In terms of the “material adverse effect” clause, L Brands called Sycamore’s bluff, arguing that “Sycamore ignores a fundamental problem with its apparent case of buyer’s remorse: at the time the parties negotiated the agreement, the world was already well aware of the existence of COVID-19,” and with that in mind, the parties’ contract included a provision in connection with the “material adverse effect” that “expressly carves out impacts resulting from pandemics.” 

As the New York Times reported shortly after the parties began filing suit, “Sycamore’s lawsuit concedes that it can’t invoke the ‘material adverse event’ clause to justify terminating the contract, given the language that specifically excludes a pandemic.” With such an express carve out in mind, one that has proven novel and striking to many lawyers (save for those at Davis Polk, who drafted the deal), Charles Elson, the director of the John L. Weinberg Center for Corporate Governance at the University of Delaware, told the paper that Sycamore’s argument would be a tough sell: “In a pandemic, you respond to a pandemic.
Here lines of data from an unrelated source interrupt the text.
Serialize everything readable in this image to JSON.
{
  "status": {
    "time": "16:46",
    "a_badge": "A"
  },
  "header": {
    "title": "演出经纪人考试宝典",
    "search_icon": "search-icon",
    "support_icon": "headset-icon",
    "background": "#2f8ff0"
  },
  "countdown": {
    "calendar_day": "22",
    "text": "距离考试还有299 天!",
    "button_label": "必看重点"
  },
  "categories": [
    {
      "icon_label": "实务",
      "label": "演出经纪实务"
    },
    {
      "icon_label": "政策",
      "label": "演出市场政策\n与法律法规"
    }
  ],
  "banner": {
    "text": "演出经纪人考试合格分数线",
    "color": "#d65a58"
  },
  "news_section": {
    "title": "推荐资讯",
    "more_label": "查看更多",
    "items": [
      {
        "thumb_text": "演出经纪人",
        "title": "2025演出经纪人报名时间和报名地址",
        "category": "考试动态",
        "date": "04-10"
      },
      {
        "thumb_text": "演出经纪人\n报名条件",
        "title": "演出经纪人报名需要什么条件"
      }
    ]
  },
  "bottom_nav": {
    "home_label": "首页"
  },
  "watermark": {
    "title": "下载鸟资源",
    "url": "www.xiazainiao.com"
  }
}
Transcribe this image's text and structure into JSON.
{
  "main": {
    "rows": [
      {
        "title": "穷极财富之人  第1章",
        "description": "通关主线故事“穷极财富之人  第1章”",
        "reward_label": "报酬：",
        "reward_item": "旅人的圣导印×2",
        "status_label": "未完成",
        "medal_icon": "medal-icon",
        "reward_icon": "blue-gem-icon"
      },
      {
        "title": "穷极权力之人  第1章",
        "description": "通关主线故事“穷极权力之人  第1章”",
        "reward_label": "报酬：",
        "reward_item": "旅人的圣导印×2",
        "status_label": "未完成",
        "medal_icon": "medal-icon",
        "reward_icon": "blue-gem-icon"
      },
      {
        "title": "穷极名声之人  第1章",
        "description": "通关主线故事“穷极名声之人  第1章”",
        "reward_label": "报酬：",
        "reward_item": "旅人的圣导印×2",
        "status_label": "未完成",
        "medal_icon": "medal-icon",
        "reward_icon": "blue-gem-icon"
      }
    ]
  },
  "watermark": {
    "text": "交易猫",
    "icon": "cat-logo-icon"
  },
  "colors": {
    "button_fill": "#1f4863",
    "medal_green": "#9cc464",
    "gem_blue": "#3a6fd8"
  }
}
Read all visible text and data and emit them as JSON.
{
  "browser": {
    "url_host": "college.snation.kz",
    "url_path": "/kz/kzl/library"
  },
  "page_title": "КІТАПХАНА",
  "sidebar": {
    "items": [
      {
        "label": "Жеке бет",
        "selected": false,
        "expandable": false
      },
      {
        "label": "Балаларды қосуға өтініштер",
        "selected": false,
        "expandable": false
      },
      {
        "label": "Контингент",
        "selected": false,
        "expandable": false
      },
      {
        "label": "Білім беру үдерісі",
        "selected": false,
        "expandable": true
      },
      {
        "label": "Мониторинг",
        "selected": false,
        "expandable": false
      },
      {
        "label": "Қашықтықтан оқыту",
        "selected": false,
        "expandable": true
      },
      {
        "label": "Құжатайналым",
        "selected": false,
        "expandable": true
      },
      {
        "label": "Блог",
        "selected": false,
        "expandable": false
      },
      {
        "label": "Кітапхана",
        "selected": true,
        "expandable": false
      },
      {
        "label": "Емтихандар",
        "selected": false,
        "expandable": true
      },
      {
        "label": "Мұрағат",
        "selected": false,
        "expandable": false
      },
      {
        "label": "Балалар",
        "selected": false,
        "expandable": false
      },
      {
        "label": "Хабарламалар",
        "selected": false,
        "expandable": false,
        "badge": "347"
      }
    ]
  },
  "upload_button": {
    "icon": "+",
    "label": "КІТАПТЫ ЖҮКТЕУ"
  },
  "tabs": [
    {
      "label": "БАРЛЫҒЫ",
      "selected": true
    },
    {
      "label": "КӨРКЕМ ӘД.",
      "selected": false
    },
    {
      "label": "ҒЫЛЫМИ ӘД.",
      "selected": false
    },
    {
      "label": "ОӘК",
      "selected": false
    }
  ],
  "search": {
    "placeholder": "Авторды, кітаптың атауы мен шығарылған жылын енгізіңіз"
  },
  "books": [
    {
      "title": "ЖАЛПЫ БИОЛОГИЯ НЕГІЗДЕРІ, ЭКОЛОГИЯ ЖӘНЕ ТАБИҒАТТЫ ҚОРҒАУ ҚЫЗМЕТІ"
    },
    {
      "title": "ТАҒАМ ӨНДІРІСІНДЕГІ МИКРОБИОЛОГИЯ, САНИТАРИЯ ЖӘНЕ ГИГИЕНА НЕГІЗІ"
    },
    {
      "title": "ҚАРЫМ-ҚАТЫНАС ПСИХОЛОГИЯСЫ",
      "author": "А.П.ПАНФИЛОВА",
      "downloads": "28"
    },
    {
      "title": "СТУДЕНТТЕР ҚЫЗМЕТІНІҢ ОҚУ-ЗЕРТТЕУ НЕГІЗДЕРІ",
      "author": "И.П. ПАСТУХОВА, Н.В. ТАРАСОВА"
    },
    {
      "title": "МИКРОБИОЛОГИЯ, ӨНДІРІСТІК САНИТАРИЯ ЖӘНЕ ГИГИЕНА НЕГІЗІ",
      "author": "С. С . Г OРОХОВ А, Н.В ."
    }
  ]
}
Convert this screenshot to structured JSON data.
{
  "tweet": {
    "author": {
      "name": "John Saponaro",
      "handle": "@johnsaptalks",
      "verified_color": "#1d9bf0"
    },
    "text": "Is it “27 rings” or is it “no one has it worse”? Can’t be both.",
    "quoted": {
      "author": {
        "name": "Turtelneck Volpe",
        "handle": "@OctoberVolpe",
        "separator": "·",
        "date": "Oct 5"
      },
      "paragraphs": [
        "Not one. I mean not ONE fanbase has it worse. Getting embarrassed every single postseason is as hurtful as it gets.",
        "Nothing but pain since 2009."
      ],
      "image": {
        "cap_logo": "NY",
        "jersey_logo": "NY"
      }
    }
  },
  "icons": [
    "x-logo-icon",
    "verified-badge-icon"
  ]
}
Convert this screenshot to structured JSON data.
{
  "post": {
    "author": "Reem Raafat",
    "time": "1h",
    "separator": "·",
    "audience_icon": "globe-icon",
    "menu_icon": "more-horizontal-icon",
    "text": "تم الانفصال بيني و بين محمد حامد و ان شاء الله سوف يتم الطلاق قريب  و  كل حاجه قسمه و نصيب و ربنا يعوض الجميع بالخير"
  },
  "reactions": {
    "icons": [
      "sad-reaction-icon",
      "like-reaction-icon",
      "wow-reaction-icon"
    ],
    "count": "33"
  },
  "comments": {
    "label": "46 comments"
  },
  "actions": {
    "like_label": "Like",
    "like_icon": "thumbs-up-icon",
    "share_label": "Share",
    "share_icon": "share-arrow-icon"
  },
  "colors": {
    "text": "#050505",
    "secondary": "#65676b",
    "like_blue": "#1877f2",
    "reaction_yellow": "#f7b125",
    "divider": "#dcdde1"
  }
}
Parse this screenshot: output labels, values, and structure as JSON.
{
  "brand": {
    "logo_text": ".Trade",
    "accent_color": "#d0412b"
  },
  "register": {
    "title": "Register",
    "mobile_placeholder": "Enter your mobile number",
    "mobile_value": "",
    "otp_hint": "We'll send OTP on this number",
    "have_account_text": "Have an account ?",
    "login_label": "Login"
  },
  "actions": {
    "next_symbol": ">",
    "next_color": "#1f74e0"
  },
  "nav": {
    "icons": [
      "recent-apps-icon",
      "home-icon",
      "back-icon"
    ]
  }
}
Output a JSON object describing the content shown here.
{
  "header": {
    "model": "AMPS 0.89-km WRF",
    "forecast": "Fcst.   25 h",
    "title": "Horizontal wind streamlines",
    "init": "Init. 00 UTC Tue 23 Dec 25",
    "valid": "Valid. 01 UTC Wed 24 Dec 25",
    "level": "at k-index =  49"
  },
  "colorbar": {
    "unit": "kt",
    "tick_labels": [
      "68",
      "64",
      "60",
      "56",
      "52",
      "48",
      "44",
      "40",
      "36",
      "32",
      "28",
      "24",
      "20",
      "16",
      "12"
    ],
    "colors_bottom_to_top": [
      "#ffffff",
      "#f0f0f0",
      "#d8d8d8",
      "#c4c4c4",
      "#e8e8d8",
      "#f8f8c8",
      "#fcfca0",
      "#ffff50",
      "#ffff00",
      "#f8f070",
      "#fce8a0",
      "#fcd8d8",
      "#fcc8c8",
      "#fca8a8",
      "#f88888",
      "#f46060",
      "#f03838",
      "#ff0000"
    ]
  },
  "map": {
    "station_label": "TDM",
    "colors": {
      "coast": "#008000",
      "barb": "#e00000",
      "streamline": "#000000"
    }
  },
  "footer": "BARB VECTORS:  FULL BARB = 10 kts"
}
Unless there was fraud or misconduct by L Brands management, it’s going to be very hard for them to get out of the deal.”

Potentially attempting to double-down in light of the potential weakness in its initial suit thanks to the pandemic exception, Sycamore filed a second complaint on Friday, April 24, in which it argued that if the parties’ deal was not already off the table, L Brand’s countersuit has formally “invalidated the financing that [Sycamore] had lined up” to acquire the company. Specifically, Sycamore argued that “L Brands’ claim for monetary damages against [it] and [its investors]” in connection with the lawsuit that it filed, “triggered the expiration and termination of financing commitments” in connection with their deal. 

Putting their legal troubles and a soured deal out of the way, Sycamore says that “neither party will be required to pay the other a termination fee or other consideration as a result of the mutual decision to terminate the agreement and settle the pending litigation.”

As for Victoria’s Secret, which was valued at a whopping $29 billion at its peak in 2015, it has fallen out of favor in recent years as younger, digitally-native and more millennial-friendly competitors have entered into the market and increasingly stole marketshare from the lingerie industry stalwart. Long known for its male gaze-centric marketing of supermodel “Angels,” pushup bras, and its annual televised fashion show, which was formally cancelled last year after viewership statistics began to plummet year-over-year, Victoria’s Secret “has stuck to the same playbook and lost a large number of customers to its competitors as social norms defining beauty and sexiness have changed over the years,” CNN reported in February.

Now, while Victoria’s Secret is still the largest player in the lingerie industry (with marketshare of 24 percent, according to according to a 2018 report by Coresight Research), its relevance – and sales – continue to wane, and it is once again without a buyer.